Mümin – Hangi şartlarmış onlar?

Kâfir – Meşhur beş şarttan birini, mesela namazı ele alalım! Kuzum, bu asırda insan, hem de her biri saatinde olmak şartiyle beş vakit namaz kılabilir mi?

Mümin – Bu asırda siz, sabah ve ikindi kahvaltıları ve icap ederse gece yemeği ile beraber beş öğün, midenize hizmet edebiliyor musunuz?

Kâfir – İyi ama, o yemek! İnsan yemek yemeden yaşayabilir mi?

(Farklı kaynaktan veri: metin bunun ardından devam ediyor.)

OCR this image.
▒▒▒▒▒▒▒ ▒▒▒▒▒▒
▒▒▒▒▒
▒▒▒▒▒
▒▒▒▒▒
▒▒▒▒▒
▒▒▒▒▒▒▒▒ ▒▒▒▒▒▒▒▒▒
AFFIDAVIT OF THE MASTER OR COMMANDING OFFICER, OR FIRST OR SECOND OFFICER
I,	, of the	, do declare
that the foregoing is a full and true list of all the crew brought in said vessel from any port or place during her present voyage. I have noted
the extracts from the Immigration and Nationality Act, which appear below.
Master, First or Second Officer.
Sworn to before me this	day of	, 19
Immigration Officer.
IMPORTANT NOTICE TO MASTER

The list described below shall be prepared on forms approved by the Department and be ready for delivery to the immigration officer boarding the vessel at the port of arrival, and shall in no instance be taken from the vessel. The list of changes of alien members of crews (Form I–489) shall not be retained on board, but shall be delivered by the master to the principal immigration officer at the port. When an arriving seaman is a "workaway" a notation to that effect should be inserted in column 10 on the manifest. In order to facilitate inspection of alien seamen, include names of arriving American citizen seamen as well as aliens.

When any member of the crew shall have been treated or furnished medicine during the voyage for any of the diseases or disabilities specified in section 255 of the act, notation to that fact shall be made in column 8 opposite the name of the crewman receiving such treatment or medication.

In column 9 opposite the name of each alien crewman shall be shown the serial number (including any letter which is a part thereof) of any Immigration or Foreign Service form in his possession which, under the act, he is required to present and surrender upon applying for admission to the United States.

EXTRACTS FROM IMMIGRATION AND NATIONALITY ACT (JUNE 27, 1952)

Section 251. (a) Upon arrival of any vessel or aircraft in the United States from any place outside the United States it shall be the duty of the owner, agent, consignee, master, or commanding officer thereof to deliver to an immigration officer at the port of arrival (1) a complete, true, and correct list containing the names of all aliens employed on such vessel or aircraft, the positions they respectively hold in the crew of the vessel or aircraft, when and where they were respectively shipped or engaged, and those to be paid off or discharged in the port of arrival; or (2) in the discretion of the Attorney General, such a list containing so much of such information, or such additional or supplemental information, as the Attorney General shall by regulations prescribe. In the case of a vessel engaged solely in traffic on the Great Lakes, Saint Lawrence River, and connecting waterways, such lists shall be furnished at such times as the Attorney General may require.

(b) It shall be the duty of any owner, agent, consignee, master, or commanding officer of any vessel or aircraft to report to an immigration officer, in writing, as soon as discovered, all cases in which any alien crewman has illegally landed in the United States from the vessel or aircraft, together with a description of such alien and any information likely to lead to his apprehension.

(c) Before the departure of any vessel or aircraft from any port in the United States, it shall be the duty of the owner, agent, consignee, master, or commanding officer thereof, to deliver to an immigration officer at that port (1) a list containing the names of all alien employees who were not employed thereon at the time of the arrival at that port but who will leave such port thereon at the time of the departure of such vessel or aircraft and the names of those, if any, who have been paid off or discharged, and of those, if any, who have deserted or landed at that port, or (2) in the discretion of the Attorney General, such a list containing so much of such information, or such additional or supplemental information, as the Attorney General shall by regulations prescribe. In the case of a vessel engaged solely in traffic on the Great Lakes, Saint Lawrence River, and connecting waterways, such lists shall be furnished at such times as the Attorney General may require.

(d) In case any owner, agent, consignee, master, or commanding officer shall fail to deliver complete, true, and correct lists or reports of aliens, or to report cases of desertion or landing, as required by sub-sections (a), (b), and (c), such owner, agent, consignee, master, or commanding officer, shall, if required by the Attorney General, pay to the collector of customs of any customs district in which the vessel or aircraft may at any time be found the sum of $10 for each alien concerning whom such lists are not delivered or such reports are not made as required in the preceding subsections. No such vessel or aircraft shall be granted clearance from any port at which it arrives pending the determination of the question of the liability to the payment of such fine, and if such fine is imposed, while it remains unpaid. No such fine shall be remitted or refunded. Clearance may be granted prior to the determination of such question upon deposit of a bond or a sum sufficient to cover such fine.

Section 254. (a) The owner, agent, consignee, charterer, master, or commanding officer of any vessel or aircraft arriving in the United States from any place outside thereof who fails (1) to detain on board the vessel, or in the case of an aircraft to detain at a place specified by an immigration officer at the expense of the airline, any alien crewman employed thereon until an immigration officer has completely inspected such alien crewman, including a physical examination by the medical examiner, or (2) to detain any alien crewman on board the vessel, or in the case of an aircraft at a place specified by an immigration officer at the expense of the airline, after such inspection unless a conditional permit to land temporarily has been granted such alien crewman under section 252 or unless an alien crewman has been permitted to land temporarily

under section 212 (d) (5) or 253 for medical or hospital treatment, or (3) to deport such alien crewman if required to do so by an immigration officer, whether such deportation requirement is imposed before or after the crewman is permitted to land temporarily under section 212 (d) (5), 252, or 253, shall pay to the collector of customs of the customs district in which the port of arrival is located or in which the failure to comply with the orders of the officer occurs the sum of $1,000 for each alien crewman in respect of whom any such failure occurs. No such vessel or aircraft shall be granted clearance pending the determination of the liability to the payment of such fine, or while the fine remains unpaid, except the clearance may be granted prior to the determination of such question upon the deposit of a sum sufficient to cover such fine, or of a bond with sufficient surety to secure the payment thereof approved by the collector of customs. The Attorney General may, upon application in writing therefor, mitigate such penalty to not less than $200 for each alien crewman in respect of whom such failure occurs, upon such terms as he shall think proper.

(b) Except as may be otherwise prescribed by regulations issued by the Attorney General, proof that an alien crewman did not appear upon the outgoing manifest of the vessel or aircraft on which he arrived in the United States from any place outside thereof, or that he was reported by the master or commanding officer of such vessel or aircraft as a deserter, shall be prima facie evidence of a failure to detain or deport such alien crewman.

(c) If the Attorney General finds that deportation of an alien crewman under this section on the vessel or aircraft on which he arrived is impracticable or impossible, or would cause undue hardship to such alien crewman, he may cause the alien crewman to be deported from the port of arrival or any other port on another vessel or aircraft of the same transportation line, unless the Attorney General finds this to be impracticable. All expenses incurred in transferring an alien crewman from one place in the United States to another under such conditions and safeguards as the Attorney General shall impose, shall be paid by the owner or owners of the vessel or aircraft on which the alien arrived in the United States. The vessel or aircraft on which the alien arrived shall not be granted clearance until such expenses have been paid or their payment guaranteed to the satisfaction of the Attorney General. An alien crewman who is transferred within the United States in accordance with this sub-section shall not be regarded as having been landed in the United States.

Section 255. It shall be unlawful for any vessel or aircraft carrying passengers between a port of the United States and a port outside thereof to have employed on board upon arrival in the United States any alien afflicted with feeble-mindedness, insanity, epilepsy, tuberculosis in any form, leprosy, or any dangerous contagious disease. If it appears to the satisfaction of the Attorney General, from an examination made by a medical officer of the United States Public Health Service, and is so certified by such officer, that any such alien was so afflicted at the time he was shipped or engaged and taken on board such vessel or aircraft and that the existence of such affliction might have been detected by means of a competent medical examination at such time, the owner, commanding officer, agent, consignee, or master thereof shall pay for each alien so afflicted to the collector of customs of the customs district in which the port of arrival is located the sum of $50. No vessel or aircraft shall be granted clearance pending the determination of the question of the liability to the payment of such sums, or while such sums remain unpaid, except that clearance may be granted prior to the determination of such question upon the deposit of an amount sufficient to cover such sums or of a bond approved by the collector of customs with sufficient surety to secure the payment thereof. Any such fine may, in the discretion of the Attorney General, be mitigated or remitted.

Mümin – İnsan asıl, namaz kılmadan yaşayamaz! Fakat namazın hayatî zarureti kavranamayınca, işte böyle, kabahat beş vakte bulunur. Siz namazın kemiyetiyle ne uğraşıyorsunuz? İşi esasta arayın ve namazın aslen size giran gelip gelmediğini tespit ettikten sonra namuskârane konuşun! Eğer o size giran gelmeseydi, sevgilinizle randevularınızda  duyduğunuz heyecanla, onu hiç ayrılmamacasına devam ettirmek isteyecektiniz. Namaz da, müminlerin sevgilileriyle randevusudur. Hiç onu fazla görebilirler mi? Fakat sizden rica ederim, konuşurken biraz fikir ve hakikat edebi gösterin de, günün züppeleri gibi, işi dar kemiyet planlarına bağlı itirazlarla halledebileceğinizi ummayın! Bu takdirde sizi susturmak o kadar kolay oluyor ki, ben, hamdolsun mensup bulunduğum imanın nâmütenâhî girift ve muğdil hikmetleri önünde, bu derece kolay kazanılan zaferlerle mahçup vaziyete düşüyorum! Namazın beş vaktine itiraz edenler, onun bir vaktine bile tahammül edemeyenlerin, ondaki hudutsuz kazancı anlayamayanların, onu «def'i belâ» sayanların, işi kemiyet hesabiyle boğuntuya getirici maskeli hüviyetleridir.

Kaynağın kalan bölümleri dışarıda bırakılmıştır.